Так мы и стояли, грудь в грудь, когда поднялся Геныч. Поднялся, но с места не тронулся.
— Ладно,— сказал он, лениво растягивая слова, — а теперь иди сюда, Цыган, а он,— Геныч указал пальцем на меня,— пускай даст тебе по шее.
— За что? — крикнул Борька, отскакивая от меня в сторону.
— После поймешь за что... А если он не даст — я дам.
— За что? — снова крикнул Борька, скользнув глазами но карманам Геныча, вздутым от сокрушительных его кулаков.— За что? Я один, что ли?
— И то правда, — сказал Геныч, помолчав. И с надеждой взглянул на Леню.
Тогда Леня подумал-подумал и сказал, глядя не на меня, а куда-то поверх моей головы:
— Хочешь — начнем все сначала?.. И ты будешь Пушкиным? Хочешь?
— Правильно!— подхватили все.— Пускай он теперь будет Пушкиным!..
Удивительно, как они бывали щедры, ребята нашего двора,— ведь каждому из нас так хотелось сделаться Пушкиным, которого убивают на дуэли!..
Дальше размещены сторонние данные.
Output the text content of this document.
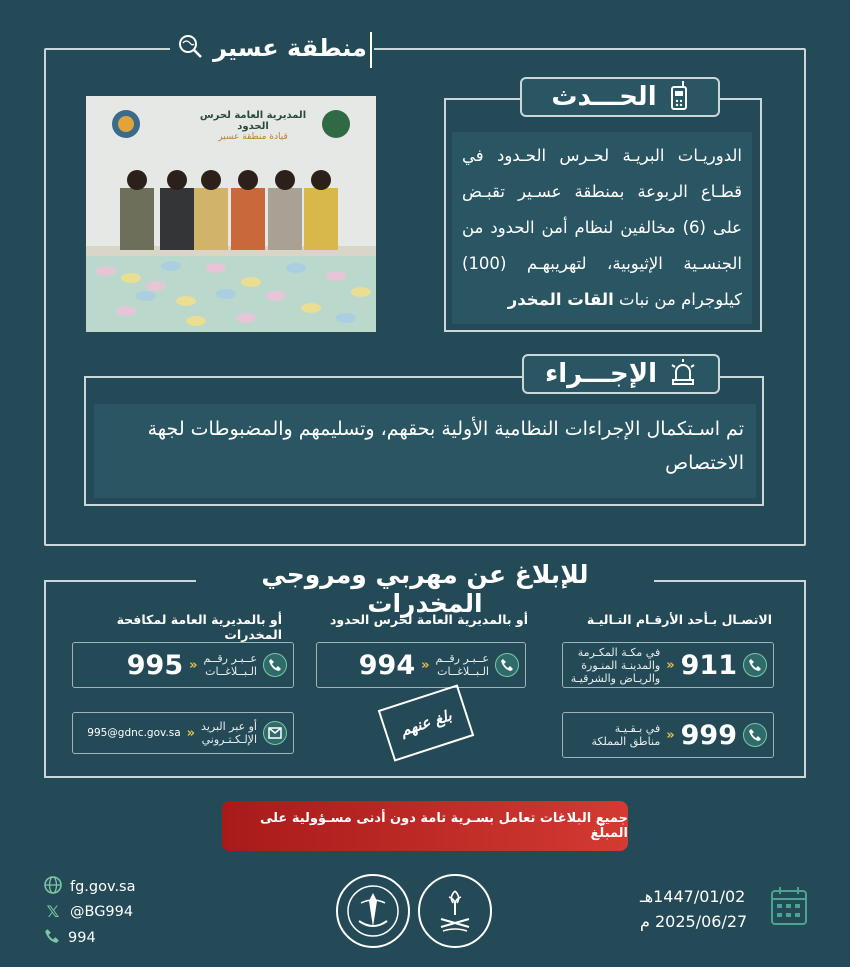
منطقة عسير
الحـــدث
الدوريـات البريـة لحـرس الحـدود في قطـاع الربوعة بمنطقة عسـير تقبـض على (6) مخالفين لنظام أمن الحدود من الجنسـية الإثيوبية، لتهريبهـم (100) كيلوجرام من نبات القات المخدر
المديرية العامة لحرس الحدود
قيادة منطقة عسير
الإجـــراء
تم اسـتكمال الإجراءات النظامية الأولية بحقهم، وتسليمهم والمضبوطات لجهة الاختصاص
للإبلاغ عن مهربي ومروجي المخدرات
الاتصـال بـأحد الأرقـام التـاليـة
أو بالمديرية العامة لحرس الحدود
أو بالمديرية العامة لمكافحة المخدرات
911
«
في مكـة المكـرمة
والمدينـة المنـورة
والريـاض والشرقيـة
999
«
في بـقـيـة
مناطق المملكة
عــبـر رقــم
الـبــلاغــات
«
994
عــبـر رقــم
الـبــلاغــات
«
995
أو عبر البريد
الإلـكـتـروني
«
995@gdnc.gov.sa	بلغ عنهم
جميع البلاغات تعامل بسـرية تامة دون أدنى مسـؤولية على المبلّغ
fg.gov.sa
𝕏 @BG994
994
1447/01/02هـ
2025/06/27 م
— А Борька пускай будет Дантесом!
Кажется, это предложил Вячек. Или кто-то другой — не важно. Важно то, что на Борькином растерянном, как бы врасплох застигнутом лице я заметил вдруг почти то же самое выражение, которое раньше, вчера, видел у Вячека... И мне представилось уже, как не он, а я, не сдержав накипевшего мстительного чувства, кричу: «Бей Дантеса!» или что-нибудь в этом духе, и как ребята, те самые, что швыряли в меня снежками, сегодня лупят ими Борьку... Только снег уже успел слежаться, отсыреть, снежки получатся куда больнее. А Борька... Причем тут Борька?
Я сказал, что хорошо бы обойтись без Дантеса.
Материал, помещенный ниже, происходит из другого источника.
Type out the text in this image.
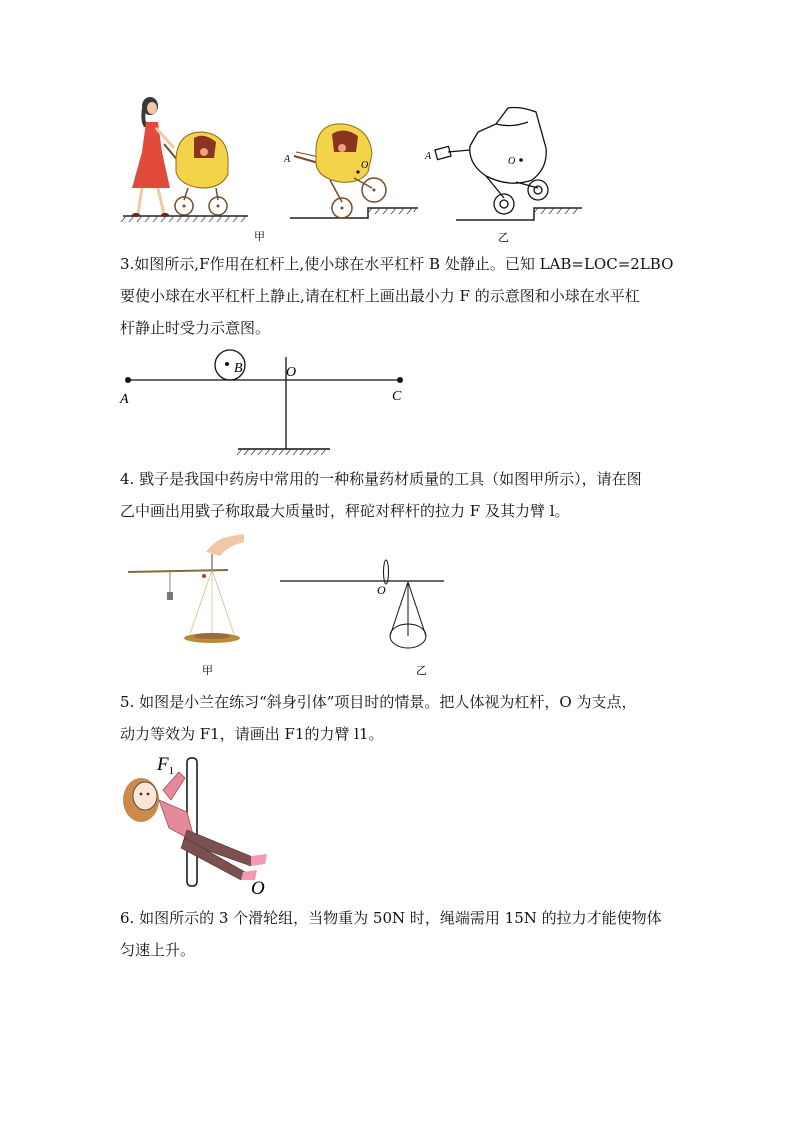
A
O
甲
A	O
乙
3.如图所示,F作用在杠杆上,使小球在水平杠杆 B 处静止。已知 LAB=LOC=2LBO
要使小球在水平杠杆上静止,请在杠杆上画出最小力 F 的示意图和小球在水平杠
杆静止时受力示意图。
A
B	O
C
4. 戥子是我国中药房中常用的一种称量药材质量的工具（如图甲所示），请在图
乙中画出用戥子称取最大质量时，秤砣对秤杆的拉力 F 及其力臂 l。
甲
O
乙
5. 如图是小兰在练习“斜身引体”项目时的情景。把人体视为杠杆，O 为支点，
动力等效为 F1，请画出 F1的力臂 l1。
$F_1$
O
6. 如图所示的 3 个滑轮组，当物重为 50N 时，绳端需用 15N 的拉力才能使物体
匀速上升。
Но тут даже Леня, наш серьезный, умный, перечитавший массу книг и знавший все на свете Леня,— даже он стал в тупик, потому что ведь и правда, если Пушкин, значит, нужен и Дантес.
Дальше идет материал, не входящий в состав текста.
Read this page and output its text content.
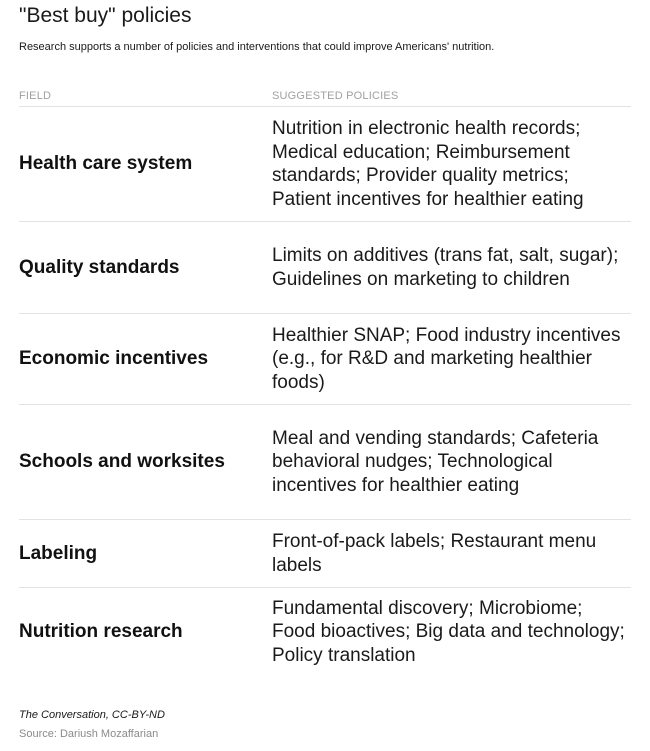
"Best buy" policies
Research supports a number of policies and interventions that could improve Americans' nutrition.
FIELD	SUGGESTED POLICIES
Health care system
Nutrition in electronic health records; Medical education; Reimbursement standards; Provider quality metrics; Patient incentives for healthier eating
Quality standards
Limits on additives (trans fat, salt, sugar); Guidelines on marketing to children
Economic incentives
Healthier SNAP; Food industry incentives (e.g., for R&D and marketing healthier foods)
Schools and worksites
Meal and vending standards; Cafeteria behavioral nudges; Technological incentives for healthier eating
Labeling
Front-of-pack labels; Restaurant menu labels
Nutrition research
Fundamental discovery; Microbiome; Food bioactives; Big data and technology; Policy translation
The Conversation, CC-BY-ND
Source: Dariush Mozaffarian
Тогда мы все вместе стали думать, как бы нам сочинить такую игру, чтобы Пушкин в ней был, а Дантеса не было...
БОЛЬШАЯ ГЕОГРАФИЧЕСКАЯ КАРТА
Отец привез эту карту из Ялты, и она сразу же необычайно мне понравилась: она была такая огромная, что не успели мы развернуть ее и наполовину, как нам все стало мешать — стулья, кресла, диван, мамин трельяж, на котором уже дребезжали, уже звенели и звякали, падая, какие-то флакончики, баночки, пузыречки.... И я подумал, что если растянуть эту карту на колышках, то можно жить, как в палатке, хоть впятером, тем более, что карт для прочности была подклеена к полотну и не рвалась, даже не мялась на сгибах. А наверху, над словом «Европа», у неё были еще и специальные дырочки для гвоздей, чтобы вешать на стену, и каждая взята в металлический ободок и похожа на маленький иллюминатор.